Despite many challenges along the way, DC Stoddert Soccer has grown from just a couple hundred youth to what is now close to 7,000 kids participating in its soccer organization. With the help of several dozen parent volunteers, DC Stoddert Soccer got off the ground in 1977 and has evolved into the largest youth sports organization in the District of Columbia. It relies heavily on access to public parks and athletic fields operated by the Department of Parks & Recreation as well as select schools within the public school system.


Former Executive Director Doug Homer suggests many necessary improvements to how community-based youth groups like DC Stoddert Soccer can obtain permission to use public school fields and facilities, which would allow clubs and other neighborhood sports groups to offer more activities for children and families across the city.

Current Process Leaves Kids off the Field


Metroball 2015 New York Ave Classic

“The public schools, Parks and Recreation Department, and other interest groups all vie for the same playable space in a city that has grown tremendously but not developed adequate fields and parks to service demand,” he says.


Homer explains that while using school space for their programs offers kids an enhancement of what they’re already learning in the classroom, there are several shortcomings with the current permitting process including fees, politics and bias, and a general lack of transparency.


“For an outdoor sport like soccer, there are very few places in the city that you can go to that have both lights and an all-weather surface,” Homer says.  “This puts groups like ours in a difficult situation – either rent space that’s not desirable or rent fields that are very expensive.”

High fees are one of the major challenges DC Stoddert Soccer faces. And adding to the challenge is that the D.C. Department of Parks and Recreation has introduced new legislation to the City Council that, when passed and enacted, will increase permit fees for use and create budget challenges – especially for a club that organizes more than 4,000 soccer games for youth throughout the school year.


Not only are expenses a large barrier, but the process itself is also a major obstacle.


“As far as the general process of how to apply for a field permit, you submit and wait for weeks until you find out if your permit applications will be approved. Unfortunately, there’s little room for expansion and more barriers to prevent you from serving communities,” Homer says, emphasizing that there is a lack of transparency in the process.  “Those who do make the permit decisions are often overwhelmed and understaffed, which can delay the release of permits until the 23rd hour.”


In the current system, schools can claim that they already have too much going on to accommodate a group’s request or that space is booked when that may not actually be the case.

Not having a universal process and instead operating on an almost case-by-case basis is a major aspect of the process Homer believes needs to be changed.

“We just don’t have the time to meet with 35 to 40 different principals and write 35 to 40 individual proposals,” he said.  “In a city of our size, it’s a problem.”

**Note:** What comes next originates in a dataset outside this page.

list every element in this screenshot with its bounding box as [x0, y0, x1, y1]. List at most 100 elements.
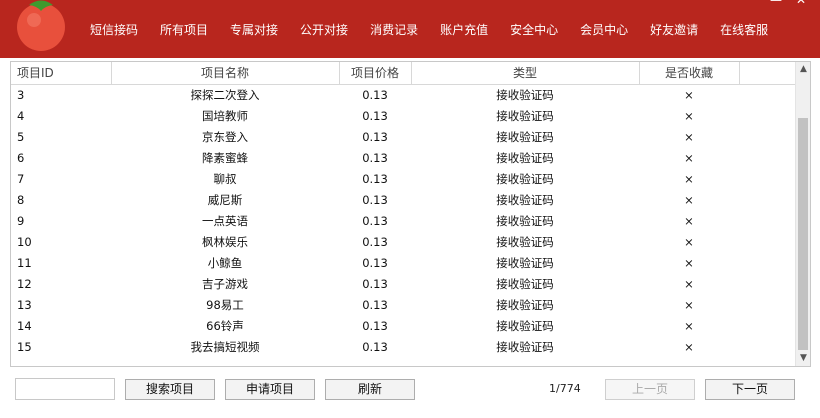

DC Stoddert Soccer has also experienced deliberate tactics to slow down the process such as administration giving them the runaround. “This just reinforces that there needs to be a standard process with a defined timeline,” Homer says.


He stresses the need for a process that’s universally accepted and can be enforced from elementary to high schools and includes charter schools.  Suggestions include looking at other municipal governments for how they deal with the situation, as well as establishing a task force that could weigh the pros and cons of community input.


Additionally, he suggests the city should put money aside to maintain public schools’ fields, and the rental fees should go to the schools. There is often no clarity as to where fees are going in the current system. “When you cut a check to the Department of General Services, you don’t know where it goes and it doesn’t necessarily benefit that local school.”